Voltemos a essas pobres mulheres de Davi. Quem chorou por essas concubinas? Quem delas se lembra hoje para não deixar a sua memória perecer? Que sonhos ou desejos elas puderam realizar em suas vidas? Quem puniu o estupro de Absalão às suas míseras existências? Ninguém. Passaram pela vida apenas como objetos e seres em sofrimento.
Quantas mulheres assim existem hoje! Mulheres que apanham dos maridos, mulheres abandonadas com suas proles e necessidades, mulheres traídas bestialmente e expostas à vergonha e ao perigo! Mulheres que choram baixinho no cuidado para com os filhos enquanto são severamente agredidas por seus cônjuges, mulheres que deixam de comer para dar aos pequeninos o seu pão. Pior que isso são as que são privadas dos próprios filhos, roubadas, arrancadas do convívio de seus próprios rebentos! Mulheres que choram, lágrimas que caem quentes no chão frio, corações entristecidos.
Graças a Deus que não há santos que possam reinvindicar méritos diante de Deus. Porque todos pecaram e destituídos estão da glória de Deus; (Rm 3:23). Davi foi um pecador como qualquer outro homem, indigno da graça de Deus. Não só ele, mas seu filho Salomão, cuja moral foi imensamente pior do que a do seu pai. Porém, e bendito seja Deus, Jesus Cristo foi maior do que eles! E eis aqui está quem é maior do que Salomão. (Lc 11:31).
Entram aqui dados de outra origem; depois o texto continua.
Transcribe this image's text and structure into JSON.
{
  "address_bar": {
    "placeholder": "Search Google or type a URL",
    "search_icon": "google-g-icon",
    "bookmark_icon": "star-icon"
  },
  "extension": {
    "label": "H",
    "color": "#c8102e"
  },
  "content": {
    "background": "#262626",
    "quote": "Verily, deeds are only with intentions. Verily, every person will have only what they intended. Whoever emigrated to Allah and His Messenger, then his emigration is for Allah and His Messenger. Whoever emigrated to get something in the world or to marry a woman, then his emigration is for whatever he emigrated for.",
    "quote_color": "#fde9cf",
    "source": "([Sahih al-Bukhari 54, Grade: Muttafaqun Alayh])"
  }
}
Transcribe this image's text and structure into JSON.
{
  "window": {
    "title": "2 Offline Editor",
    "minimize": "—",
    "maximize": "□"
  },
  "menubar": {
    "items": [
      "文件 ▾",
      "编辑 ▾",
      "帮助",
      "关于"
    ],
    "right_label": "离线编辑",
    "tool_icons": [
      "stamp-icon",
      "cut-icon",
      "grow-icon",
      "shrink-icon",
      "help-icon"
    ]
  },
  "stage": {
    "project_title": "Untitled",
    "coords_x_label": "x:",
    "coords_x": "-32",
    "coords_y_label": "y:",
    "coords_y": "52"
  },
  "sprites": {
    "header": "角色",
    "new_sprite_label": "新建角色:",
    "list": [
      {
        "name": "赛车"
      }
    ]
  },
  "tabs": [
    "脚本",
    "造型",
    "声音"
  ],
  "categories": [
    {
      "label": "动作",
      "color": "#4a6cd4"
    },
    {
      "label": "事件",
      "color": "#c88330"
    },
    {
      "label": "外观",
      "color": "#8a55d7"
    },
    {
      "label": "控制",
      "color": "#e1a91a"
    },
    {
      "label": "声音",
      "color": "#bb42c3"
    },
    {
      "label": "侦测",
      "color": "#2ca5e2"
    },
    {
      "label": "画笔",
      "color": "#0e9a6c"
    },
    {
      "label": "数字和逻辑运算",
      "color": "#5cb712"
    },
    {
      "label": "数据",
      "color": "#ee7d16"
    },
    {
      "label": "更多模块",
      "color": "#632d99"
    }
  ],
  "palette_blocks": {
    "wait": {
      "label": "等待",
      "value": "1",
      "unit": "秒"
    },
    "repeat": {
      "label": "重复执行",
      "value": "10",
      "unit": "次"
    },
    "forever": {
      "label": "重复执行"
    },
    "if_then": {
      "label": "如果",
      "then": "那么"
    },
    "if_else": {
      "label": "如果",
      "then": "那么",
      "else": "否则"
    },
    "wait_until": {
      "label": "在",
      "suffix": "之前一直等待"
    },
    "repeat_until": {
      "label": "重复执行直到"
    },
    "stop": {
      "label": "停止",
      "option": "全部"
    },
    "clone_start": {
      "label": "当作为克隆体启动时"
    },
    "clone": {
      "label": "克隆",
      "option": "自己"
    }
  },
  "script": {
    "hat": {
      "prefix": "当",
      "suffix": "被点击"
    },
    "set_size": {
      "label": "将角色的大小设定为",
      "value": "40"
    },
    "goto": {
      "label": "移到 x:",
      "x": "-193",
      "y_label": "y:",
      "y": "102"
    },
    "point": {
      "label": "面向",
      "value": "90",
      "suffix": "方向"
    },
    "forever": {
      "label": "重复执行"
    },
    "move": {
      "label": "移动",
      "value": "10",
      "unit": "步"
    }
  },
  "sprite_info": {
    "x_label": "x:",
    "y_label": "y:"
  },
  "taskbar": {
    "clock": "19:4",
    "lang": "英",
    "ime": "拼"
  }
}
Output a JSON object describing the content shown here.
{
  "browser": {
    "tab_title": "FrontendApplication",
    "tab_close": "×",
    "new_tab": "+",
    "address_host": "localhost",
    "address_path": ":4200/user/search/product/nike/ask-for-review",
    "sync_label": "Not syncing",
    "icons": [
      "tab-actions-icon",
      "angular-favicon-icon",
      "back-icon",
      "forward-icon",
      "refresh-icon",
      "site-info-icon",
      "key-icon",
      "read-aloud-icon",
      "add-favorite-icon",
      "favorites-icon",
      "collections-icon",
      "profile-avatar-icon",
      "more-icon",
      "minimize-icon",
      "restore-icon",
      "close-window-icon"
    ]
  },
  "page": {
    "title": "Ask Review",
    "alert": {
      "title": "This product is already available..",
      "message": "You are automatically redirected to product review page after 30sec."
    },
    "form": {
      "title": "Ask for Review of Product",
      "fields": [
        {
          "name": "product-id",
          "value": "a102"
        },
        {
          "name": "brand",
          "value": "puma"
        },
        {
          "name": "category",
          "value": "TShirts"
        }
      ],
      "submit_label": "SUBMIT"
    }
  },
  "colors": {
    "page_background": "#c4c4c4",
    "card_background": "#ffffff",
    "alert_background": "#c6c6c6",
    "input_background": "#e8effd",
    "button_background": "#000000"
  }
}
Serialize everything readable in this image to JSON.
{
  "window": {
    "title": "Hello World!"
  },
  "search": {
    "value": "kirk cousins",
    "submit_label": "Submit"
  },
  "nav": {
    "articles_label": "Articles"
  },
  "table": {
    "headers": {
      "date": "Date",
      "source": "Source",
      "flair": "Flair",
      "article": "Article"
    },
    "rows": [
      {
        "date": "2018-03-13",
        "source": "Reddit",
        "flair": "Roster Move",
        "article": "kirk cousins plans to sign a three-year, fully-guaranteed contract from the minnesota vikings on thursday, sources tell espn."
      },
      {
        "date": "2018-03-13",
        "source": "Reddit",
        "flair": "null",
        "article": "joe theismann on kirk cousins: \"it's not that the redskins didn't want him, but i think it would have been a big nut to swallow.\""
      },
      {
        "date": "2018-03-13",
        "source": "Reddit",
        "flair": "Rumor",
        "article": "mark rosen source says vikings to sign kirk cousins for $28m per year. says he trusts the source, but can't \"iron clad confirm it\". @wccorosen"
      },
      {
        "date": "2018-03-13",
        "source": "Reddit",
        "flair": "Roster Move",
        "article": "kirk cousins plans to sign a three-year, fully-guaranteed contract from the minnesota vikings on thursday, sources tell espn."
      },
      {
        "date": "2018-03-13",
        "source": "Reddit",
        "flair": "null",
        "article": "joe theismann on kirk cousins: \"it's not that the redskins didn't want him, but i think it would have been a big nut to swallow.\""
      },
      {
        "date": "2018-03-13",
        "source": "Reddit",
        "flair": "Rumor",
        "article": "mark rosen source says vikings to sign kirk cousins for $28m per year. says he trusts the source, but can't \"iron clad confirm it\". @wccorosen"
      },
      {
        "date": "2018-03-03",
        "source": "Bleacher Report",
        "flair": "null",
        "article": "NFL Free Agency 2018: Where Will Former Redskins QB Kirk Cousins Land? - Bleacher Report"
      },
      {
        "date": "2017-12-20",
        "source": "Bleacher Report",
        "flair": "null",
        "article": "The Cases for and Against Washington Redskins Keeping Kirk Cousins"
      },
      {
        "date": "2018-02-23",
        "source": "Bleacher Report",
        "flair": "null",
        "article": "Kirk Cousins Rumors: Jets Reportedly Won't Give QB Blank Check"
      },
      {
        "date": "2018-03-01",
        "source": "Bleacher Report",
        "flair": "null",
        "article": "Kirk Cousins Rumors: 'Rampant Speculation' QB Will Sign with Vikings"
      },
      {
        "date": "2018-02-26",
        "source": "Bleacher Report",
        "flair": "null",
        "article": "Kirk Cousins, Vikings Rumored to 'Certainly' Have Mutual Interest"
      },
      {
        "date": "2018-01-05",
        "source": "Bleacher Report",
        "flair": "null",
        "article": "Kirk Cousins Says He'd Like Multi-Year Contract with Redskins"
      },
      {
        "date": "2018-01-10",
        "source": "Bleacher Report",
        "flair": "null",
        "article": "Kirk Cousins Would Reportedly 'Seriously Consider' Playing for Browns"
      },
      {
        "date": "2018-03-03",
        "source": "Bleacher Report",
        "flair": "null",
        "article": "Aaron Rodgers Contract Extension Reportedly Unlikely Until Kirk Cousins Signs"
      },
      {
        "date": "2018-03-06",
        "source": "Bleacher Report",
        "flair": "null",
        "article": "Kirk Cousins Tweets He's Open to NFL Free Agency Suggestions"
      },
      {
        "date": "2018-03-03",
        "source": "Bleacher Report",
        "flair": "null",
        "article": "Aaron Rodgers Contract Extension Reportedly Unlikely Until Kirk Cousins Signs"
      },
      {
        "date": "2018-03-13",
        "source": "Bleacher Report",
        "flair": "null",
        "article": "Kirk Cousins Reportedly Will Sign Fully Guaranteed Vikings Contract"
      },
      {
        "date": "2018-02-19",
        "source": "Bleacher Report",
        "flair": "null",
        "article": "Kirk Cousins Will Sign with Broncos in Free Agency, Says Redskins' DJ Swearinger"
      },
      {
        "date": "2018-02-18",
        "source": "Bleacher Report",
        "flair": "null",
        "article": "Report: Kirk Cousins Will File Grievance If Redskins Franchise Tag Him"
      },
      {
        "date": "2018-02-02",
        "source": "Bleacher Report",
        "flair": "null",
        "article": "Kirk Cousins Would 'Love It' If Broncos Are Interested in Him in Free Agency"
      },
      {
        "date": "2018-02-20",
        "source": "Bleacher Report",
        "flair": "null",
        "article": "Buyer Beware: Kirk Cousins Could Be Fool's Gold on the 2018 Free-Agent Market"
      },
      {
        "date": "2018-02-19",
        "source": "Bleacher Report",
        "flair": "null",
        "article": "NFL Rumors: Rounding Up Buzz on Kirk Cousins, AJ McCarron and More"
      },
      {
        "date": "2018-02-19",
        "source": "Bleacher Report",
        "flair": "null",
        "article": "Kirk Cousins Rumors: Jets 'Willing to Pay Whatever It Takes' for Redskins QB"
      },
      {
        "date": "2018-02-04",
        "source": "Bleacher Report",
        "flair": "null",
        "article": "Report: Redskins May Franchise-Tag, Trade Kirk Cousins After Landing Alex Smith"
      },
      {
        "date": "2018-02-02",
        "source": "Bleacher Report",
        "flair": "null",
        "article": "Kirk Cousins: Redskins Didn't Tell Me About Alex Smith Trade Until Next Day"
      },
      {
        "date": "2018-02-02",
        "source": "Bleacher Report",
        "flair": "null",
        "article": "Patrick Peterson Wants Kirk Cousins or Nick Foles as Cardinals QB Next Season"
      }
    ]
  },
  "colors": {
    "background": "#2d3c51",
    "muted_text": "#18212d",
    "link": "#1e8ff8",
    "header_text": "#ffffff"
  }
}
Para Cristo, o Filho do Deus vivo, que nunca teve pecado e jamais desilude a quem O segue, a conversão, o arrependimento e a fé nEle é condicional para que se alcance a graça de Deus:
Se não vos arrependerdes, todos de igual modo perecereis. (Lc 13:3)
Se ninguém chorou por elas, pelas concubinas de Davi, que a misericórdia divina possa alcançar as mulheres de hoje que choram por serem vítimas das violências do mundo. Que as lágrimas de mulheres sem nome não sejam anônimas diante do trono do Senhor. Não lágrimas de remorso por serem pecadoras e terem feito as piores escolhas, pois colhem do fruto que plantaram; mas aquelas que, oprimidas e conduzidas à força a comportamentos e situações que não pediram, choram de dor e de tristeza, de impotência e de solidão.
Que Cristo venha e, com Ele, o consolo!
Aniquilará a morte para sempre, e assim enxugará o Senhor Deus as lágrimas de todos os rostos, e tirará o opróbrio do seu povo de toda a terra; porque o Senhor o disse. (Is 25:8). E Deus limpará de seus olhos toda a lágrima; e não haverá mais morte, nem pranto, nem clamor, nem dor; porque já as primeiras coisas são passadas. (Ap 21:4)
O verdadeiro cristianismo tem que tratar as mulheres com dignidade. Se assim não fizer, não é cristianismo.